Nasib Pendidikan Anak TKI di Malaysia: 1 Ruang Kelas, 2 Negara, 3 Bahasa

Laporan dari Sabah

Nasib Pendidikan Anak TKI di Malaysia: 1 Ruang Kelas, 2 Negara, 3 Bahasa

- detikNews
Selasa, 31 Jul 2012 01:04 WIB
Nasib Pendidikan Anak TKI di Malaysia: 1 Ruang Kelas, 2 Negara, 3 Bahasa
Suasana belajar di SD Sapi 2, Sabah, Malaysia (Foto: Andi Saputra/detikcom)
Jakarta - Puluhan anak-anak di ruang kelas duduk bersesakan. Senyum mereka lepas tanpa beban. Beberapa diantaranya asik berbicara sendiri layaknya anak-anak seusianya.

"Saya senang sekolah di sini. Saya suka pelajaran sains," kata siswa kelas 3, Haikal, saat ditemui detikcom di SD Sapi 2, Sabah, Malaysia, Senin (30/7/2012).

Haikal dan siswa lainnya merupakan anak-anak TKI yang mendapat fasilitas pendidikan yang disediakan perusahaan kelapa sawit. Mereka memenuhi ruangan 20 x 20 meter dengan bantuan dari LSM asal Swedia dan tenaga pengajar dari Kementrian Pendidikan dan Kebudayaan (Kemendikbud) Indonesia.
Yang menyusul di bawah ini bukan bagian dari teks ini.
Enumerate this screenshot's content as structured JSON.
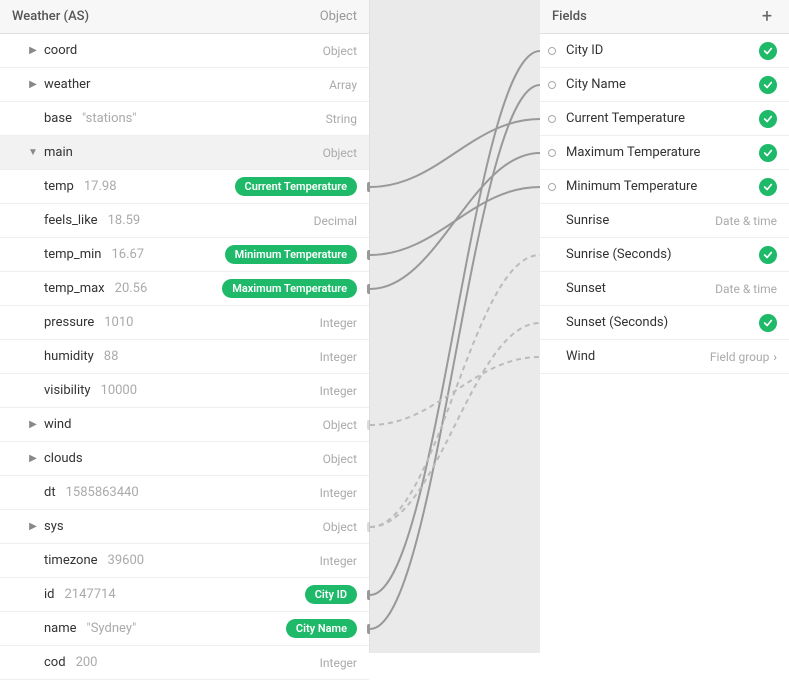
{
  "source": {
    "title": "Weather (AS)",
    "type": "Object",
    "rows": [
      {
        "key": "coord",
        "value": "",
        "type": "Object",
        "indent": 1,
        "caret": "right"
      },
      {
        "key": "weather",
        "value": "",
        "type": "Array",
        "indent": 1,
        "caret": "right"
      },
      {
        "key": "base",
        "value": "\"stations\"",
        "type": "String",
        "indent": 1
      },
      {
        "key": "main",
        "value": "",
        "type": "Object",
        "indent": 1,
        "caret": "down",
        "expanded": true
      },
      {
        "key": "temp",
        "value": "17.98",
        "badge": "Current Temperature",
        "indent": 2,
        "stub": true
      },
      {
        "key": "feels_like",
        "value": "18.59",
        "type": "Decimal",
        "indent": 2
      },
      {
        "key": "temp_min",
        "value": "16.67",
        "badge": "Minimum Temperature",
        "indent": 2,
        "stub": true
      },
      {
        "key": "temp_max",
        "value": "20.56",
        "badge": "Maximum Temperature",
        "indent": 2,
        "stub": true
      },
      {
        "key": "pressure",
        "value": "1010",
        "type": "Integer",
        "indent": 2
      },
      {
        "key": "humidity",
        "value": "88",
        "type": "Integer",
        "indent": 2
      },
      {
        "key": "visibility",
        "value": "10000",
        "type": "Integer",
        "indent": 1
      },
      {
        "key": "wind",
        "value": "",
        "type": "Object",
        "indent": 1,
        "caret": "right",
        "dashed_stub": true
      },
      {
        "key": "clouds",
        "value": "",
        "type": "Object",
        "indent": 1,
        "caret": "right"
      },
      {
        "key": "dt",
        "value": "1585863440",
        "type": "Integer",
        "indent": 1
      },
      {
        "key": "sys",
        "value": "",
        "type": "Object",
        "indent": 1,
        "caret": "right",
        "dashed_stub": true
      },
      {
        "key": "timezone",
        "value": "39600",
        "type": "Integer",
        "indent": 1
      },
      {
        "key": "id",
        "value": "2147714",
        "badge": "City ID",
        "indent": 1,
        "stub": true
      },
      {
        "key": "name",
        "value": "\"Sydney\"",
        "badge": "City Name",
        "indent": 1,
        "stub": true
      },
      {
        "key": "cod",
        "value": "200",
        "type": "Integer",
        "indent": 1
      }
    ]
  },
  "fields": {
    "title": "Fields",
    "items": [
      {
        "name": "City ID",
        "status": "check",
        "dot": true
      },
      {
        "name": "City Name",
        "status": "check",
        "dot": true
      },
      {
        "name": "Current Temperature",
        "status": "check",
        "dot": true
      },
      {
        "name": "Maximum Temperature",
        "status": "check",
        "dot": true
      },
      {
        "name": "Minimum Temperature",
        "status": "check",
        "dot": true
      },
      {
        "name": "Sunrise",
        "typeText": "Date & time"
      },
      {
        "name": "Sunrise (Seconds)",
        "status": "check"
      },
      {
        "name": "Sunset",
        "typeText": "Date & time"
      },
      {
        "name": "Sunset (Seconds)",
        "status": "check"
      },
      {
        "name": "Wind",
        "typeText": "Field group",
        "chevron": true
      }
    ]
  }
}
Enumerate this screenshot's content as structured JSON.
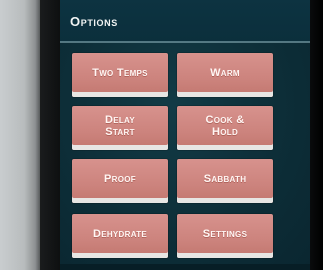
{
  "panel": {
    "title": "Options"
  },
  "buttons": {
    "two_temps": "Two Temps",
    "warm": "Warm",
    "delay_start_line1": "Delay",
    "delay_start_line2": "Start",
    "cook_hold_line1": "Cook &",
    "cook_hold_line2": "Hold",
    "proof": "Proof",
    "sabbath": "Sabbath",
    "dehydrate": "Dehydrate",
    "settings": "Settings"
  },
  "colors": {
    "screen_bg": "#0d2e38",
    "button_fill": "#cc837d",
    "title_text": "#f2f4f4"
  }
}
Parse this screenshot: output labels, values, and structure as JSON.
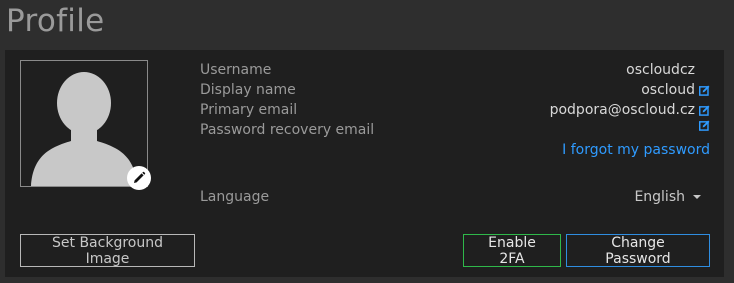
{
  "page": {
    "title": "Profile"
  },
  "profile": {
    "fields": [
      {
        "label": "Username",
        "value": "oscloudcz"
      },
      {
        "label": "Display name",
        "value": "oscloud"
      },
      {
        "label": "Primary email",
        "value": "podpora@oscloud.cz"
      },
      {
        "label": "Password recovery email",
        "value": ""
      }
    ],
    "forgot_password": "I forgot my password",
    "language": {
      "label": "Language",
      "value": "English"
    }
  },
  "buttons": {
    "set_background": "Set Background Image",
    "enable_2fa": "Enable 2FA",
    "change_password": "Change Password"
  },
  "colors": {
    "link": "#2f9bff",
    "enable_2fa_border": "#2fb84a",
    "change_password_border": "#2f8de0"
  },
  "icons": [
    "avatar-silhouette",
    "pencil-icon",
    "edit-icon",
    "caret-down-icon"
  ]
}
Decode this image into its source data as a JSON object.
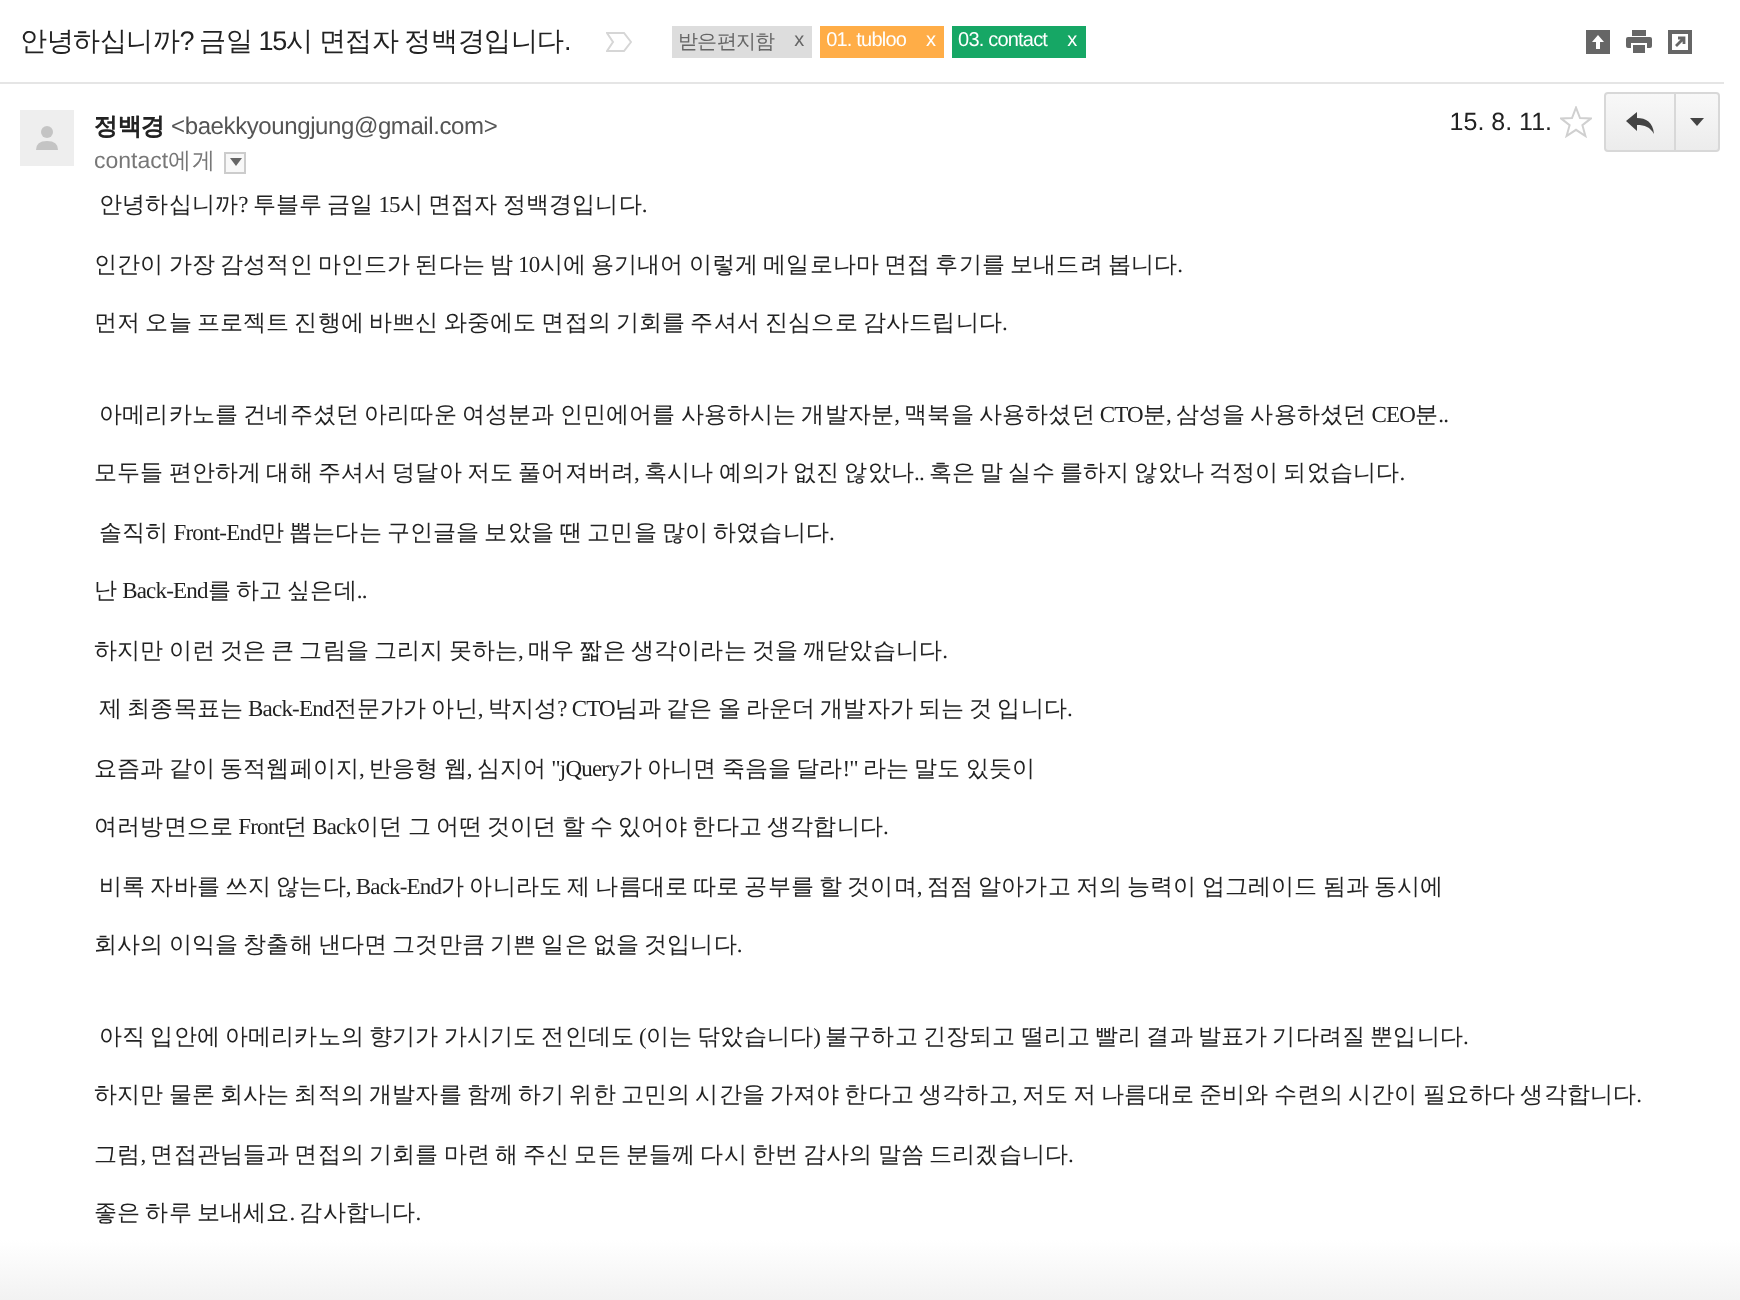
{
  "subject": "안녕하십니까? 금일 15시 면접자 정백경입니다.",
  "important": false,
  "labels": [
    {
      "name": "받은편지함",
      "color": "#dddddd",
      "remove": "x"
    },
    {
      "name": "01. tubloo",
      "color": "#ffad47",
      "remove": "x"
    },
    {
      "name": "03. contact",
      "color": "#16a765",
      "remove": "x"
    }
  ],
  "message": {
    "sender_name": "정백경",
    "sender_email": "<baekkyoungjung@gmail.com>",
    "recipient": "contact에게",
    "date": "15. 8. 11.",
    "starred": false,
    "paragraphs": [
      [
        " 안녕하십니까? 투블루 금일 15시 면접자 정백경입니다.",
        "인간이 가장 감성적인 마인드가 된다는 밤 10시에 용기내어 이렇게 메일로나마 면접 후기를 보내드려 봅니다.",
        "먼저 오늘 프로젝트 진행에 바쁘신 와중에도 면접의 기회를 주셔서 진심으로 감사드립니다."
      ],
      [
        " 아메리카노를 건네주셨던 아리따운 여성분과 인민에어를 사용하시는 개발자분, 맥북을 사용하셨던 CTO분, 삼성을 사용하셨던 CEO분..",
        "모두들 편안하게 대해 주셔서 덩달아 저도 풀어져버려, 혹시나 예의가 없진 않았나.. 혹은 말 실수 를하지 않았나 걱정이 되었습니다.",
        " 솔직히 Front-End만 뽑는다는 구인글을 보았을 땐 고민을 많이 하였습니다.",
        "난 Back-End를 하고 싶은데..",
        "하지만 이런 것은 큰 그림을 그리지 못하는, 매우 짧은 생각이라는 것을 깨닫았습니다.",
        " 제 최종목표는 Back-End전문가가 아닌, 박지성? CTO님과 같은 올 라운더 개발자가 되는 것 입니다.",
        "요즘과 같이 동적웹페이지, 반응형 웹, 심지어 \"jQuery가 아니면 죽음을 달라!\" 라는 말도 있듯이",
        "여러방면으로 Front던 Back이던 그 어떤 것이던 할 수 있어야 한다고 생각합니다.",
        " 비록 자바를 쓰지 않는다, Back-End가 아니라도 제 나름대로 따로 공부를 할 것이며, 점점 알아가고 저의 능력이 업그레이드 됨과 동시에",
        "회사의 이익을 창출해 낸다면 그것만큼 기쁜 일은 없을 것입니다."
      ],
      [
        " 아직 입안에 아메리카노의 향기가 가시기도 전인데도 (이는 닦았습니다) 불구하고 긴장되고 떨리고 빨리 결과 발표가 기다려질 뿐입니다.",
        "하지만 물론 회사는 최적의 개발자를 함께 하기 위한 고민의 시간을 가져야 한다고 생각하고, 저도 저 나름대로 준비와 수련의 시간이 필요하다 생각합니다.",
        "그럼, 면접관님들과 면접의 기회를 마련 해 주신 모든 분들께 다시 한번 감사의 말씀 드리겠습니다.",
        "좋은 하루 보내세요. 감사합니다."
      ]
    ]
  }
}
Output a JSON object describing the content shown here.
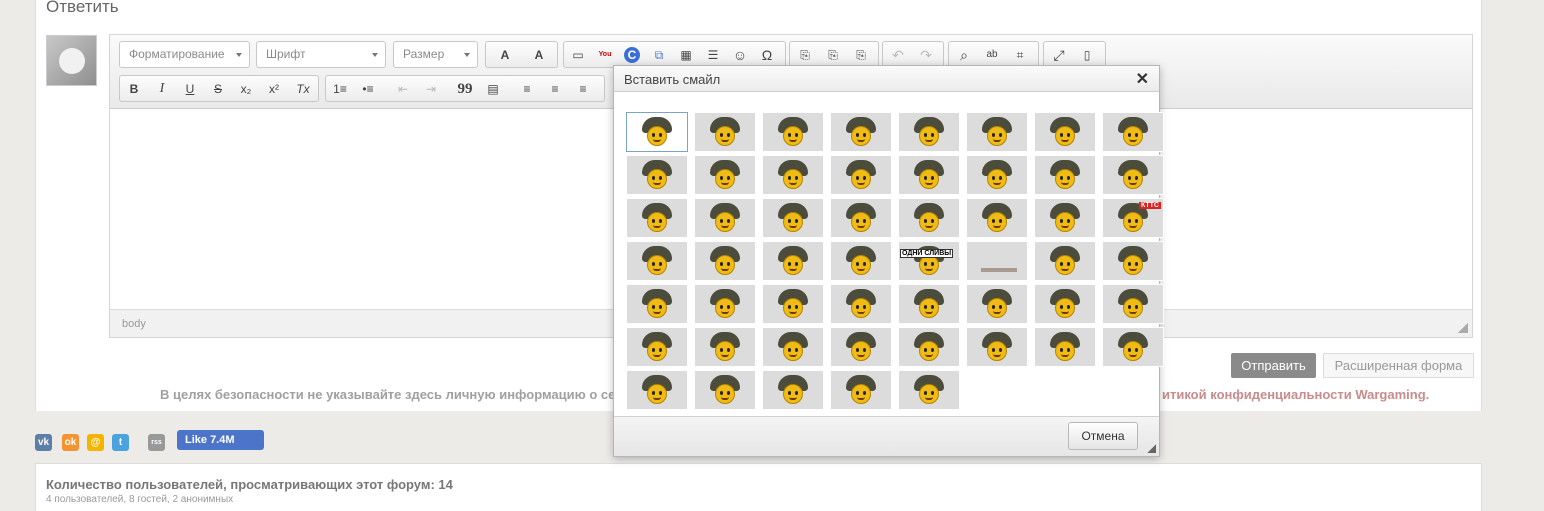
{
  "reply": {
    "title": "Ответить"
  },
  "toolbar": {
    "format_label": "Форматирование",
    "font_label": "Шрифт",
    "size_label": "Размер",
    "btn_bold": "B",
    "btn_italic": "I",
    "btn_underline": "U",
    "btn_strike": "S",
    "btn_subscript": "x₂",
    "btn_superscript": "x²",
    "btn_removeformat": "Tx",
    "btn_numlist": "1≡",
    "btn_bulletlist": "•≡",
    "btn_outdent": "⇤",
    "btn_indent": "⇥",
    "btn_quote": "99",
    "btn_align_left": "≡",
    "btn_align_center": "≡",
    "btn_align_right": "≡",
    "btn_justify": "≡",
    "btn_textcolor": "A",
    "btn_bgcolor": "A",
    "btn_image": "▭",
    "btn_youtube": "You",
    "btn_code": "C",
    "btn_media": "⧉",
    "btn_table": "▦",
    "btn_hr": "☰",
    "btn_smiley": "☺",
    "btn_special": "Ω",
    "btn_cut": "⎘",
    "btn_copy": "⎘",
    "btn_paste": "⎘",
    "btn_undo": "↶",
    "btn_redo": "↷",
    "btn_find": "⌕",
    "btn_replace": "ab",
    "btn_source": "⌗",
    "btn_maximize": "⤢",
    "btn_preview": "▯"
  },
  "editor": {
    "path": "body"
  },
  "actions": {
    "send_label": "Отправить",
    "advanced_label": "Расширенная форма"
  },
  "privacy": {
    "left": "В целях безопасности не указывайте здесь личную информацию о се",
    "right": "итикой конфиденциальности Wargaming."
  },
  "share": {
    "vk": "vk",
    "ok": "ok",
    "mailru": "@",
    "twitter": "t",
    "rss": "rss",
    "like_label": "Like 7.4M"
  },
  "viewers": {
    "title": "Количество пользователей, просматривающих этот форум: 14",
    "subtitle": "4 пользователей, 8 гостей, 2 анонимных"
  },
  "dialog": {
    "title": "Вставить смайл",
    "close": "✕",
    "cancel_label": "Отмена",
    "tags": {
      "ktts": "КТТС",
      "slivy": "ОДНИ СЛИВЫ"
    }
  },
  "colors": {
    "accent": "#7aa5c7",
    "smiley_bg": "#dcdcdc",
    "face": "#f0bb15",
    "helmet": "#4c4c3d",
    "like": "#4c75c9"
  }
}
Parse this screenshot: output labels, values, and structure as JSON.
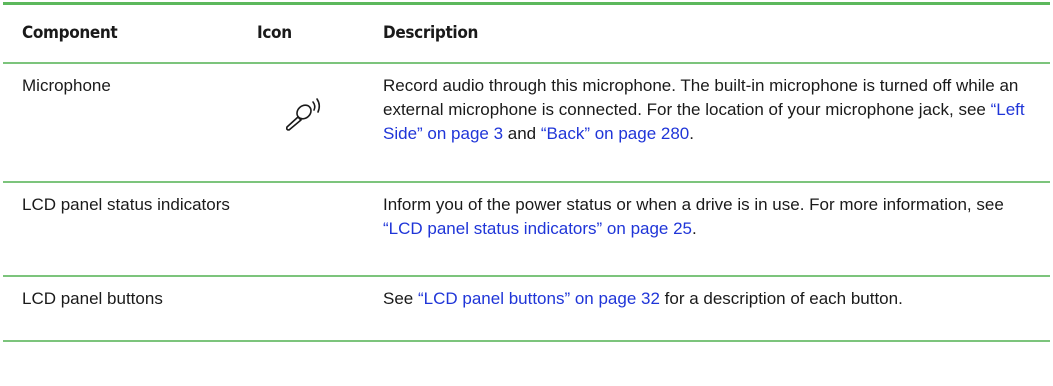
{
  "table": {
    "headers": {
      "component": "Component",
      "icon": "Icon",
      "description": "Description"
    },
    "rows": [
      {
        "component": "Microphone",
        "icon": "microphone-icon",
        "desc": {
          "t1": "Record audio through this microphone. The built-in microphone is turned off while an external microphone is connected. For the location of your microphone jack, see ",
          "l1": "“Left Side” on page 3",
          "t2": " and ",
          "l2": "“Back” on page 280",
          "t3": "."
        }
      },
      {
        "component": "LCD panel status indicators",
        "icon": "",
        "desc": {
          "t1": "Inform you of the power status or when a drive is in use. For more information, see ",
          "l1": "“LCD panel status indicators” on page 25",
          "t2": "."
        }
      },
      {
        "component": "LCD panel buttons",
        "icon": "",
        "desc": {
          "t1": "See ",
          "l1": "“LCD panel buttons” on page 32",
          "t2": " for a description of each button."
        }
      }
    ],
    "colors": {
      "rule": "#5cb85c",
      "link": "#1f35d8",
      "text": "#1a1a1a"
    }
  }
}
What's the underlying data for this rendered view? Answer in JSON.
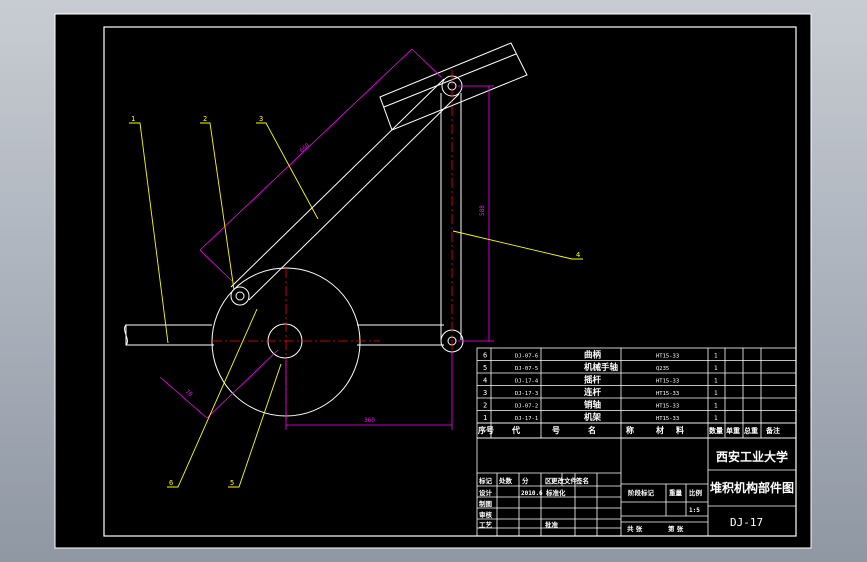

SCROLL TO CONTINUE WITH CONTENT

Dalam satu ruang tersebut mereka harus mempelajari dua kurikulum pendidikan dua negara yaitu Malaysia dan Indonesia. "Kalau dari Malaysia mendapat pelajaran Bahasa Melayu, Bahasa Inggris, Sains dan Matematika," kata guru asal Indonesia, Nur Eka Febrianti.

"Pertama kali kami masuk, mereka hapalnya lagu kebangsaan Malaysia dan lagu negara Sabah. Kini mereka sudah hapal lagu Indonesia Raya," tambah perempuan berjilbab jebolan Universitas Negeri Surabaya (Unesa-dulu IKIP) ini.

Sedangkan mata pelajaran dari Indonesia yaitu IPS dan Agama Islam. Nah karena sistem campuran maka mereka pun akhirnya harus mempelajari tiga bahasa yaitu bahasa Inggris, bahasa Melayu dan Bahasa Indonesia. Akibatnya mereka menjadi lamban dengan beban bahasa yang banyak tersebut.

"Mereka mengeja kata AYAM tetapi dengan ejaan bahasa Inggris, ai, way, a, aim," cerita Eka.

Dalam satu ruang tersebut juga terdapat empat kelas yaitu kelas 1, kelas 2, kelas 3, kelas 4 dan hanya satu papan tulis. Bergabung menjadi satu tanpa sekat dan duduk berdampingan. Kondisi ini membuat 2 guru menyiasati dengan membagi tugas mengajar dan membagi satu papan tulis menjadi 4 kolom.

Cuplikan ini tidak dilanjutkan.